Approximately 30 seconds, with recommended settings. See question #15.
-
Do I need to use a hardware encoder?
No. Using the protocol specification, it is possible to implement a software encoder.
-
What advantages does this approach have over RTP/RTSP?
HTTP is less likely to be disallowed by routers, NAT, or firewall settings. No ports need to be opened that are commonly closed by default. Content is therefore more likely to get through to the client in more locations and without special settings. HTTP is also supported by more content-distribution networks, which can affect cost in large distribution models. In general, more available hardware and software works unmodified and as intended with HTTP than with RTP/RTSP. Expertise in customizing HTTP content delivery using tools such as PHP is also more widespread.
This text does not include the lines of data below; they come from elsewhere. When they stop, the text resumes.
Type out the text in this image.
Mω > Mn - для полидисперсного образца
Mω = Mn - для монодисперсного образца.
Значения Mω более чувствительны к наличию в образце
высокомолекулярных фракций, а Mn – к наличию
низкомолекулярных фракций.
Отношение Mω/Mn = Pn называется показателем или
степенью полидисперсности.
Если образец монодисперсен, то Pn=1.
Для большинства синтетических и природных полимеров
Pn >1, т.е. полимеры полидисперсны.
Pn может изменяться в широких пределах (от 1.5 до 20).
Also, HTTP Live Streaming is supported in Safari and the media player framework on iOS. RTSP streaming is not supported.
-
Why is my stream’s overall bit rate higher than the sum of the audio and video bitrates?
MPEG-2 transport streams can include substantial overhead. They utilize fixed packet sizes that are padded when the packet contents are smaller than the default packet size. Encoder and multiplexer implementations vary in their efficiency at packing media data into these fixed packet sizes. The amount of padding can vary with frame rate, sample rate, and resolution.
-
How can I reduce the overhead and bring the bit rate down?
Using a more efficient encoder can reduce the amount of overhead, as can tuning the encoder settings.
-
Do all media files have to be part of the same MPEG-2 Transport Stream?
No. You can mix media files from different transport streams, as long as they are separated by
EXT-X-DISCONTINUITY
tags. See the protocol specification for more detail. For best results, however, all video media files should have the same height and width dimensions in pixels. -
Where can I get help or advice on setting up an HTTP audio/video server?
You can visit the Apple Developer Forum at http://devforums.apple.com/.
Also, check out Best Practices for Creating and Deploying HTTP Live Streaming Media for the iPhone and iPad.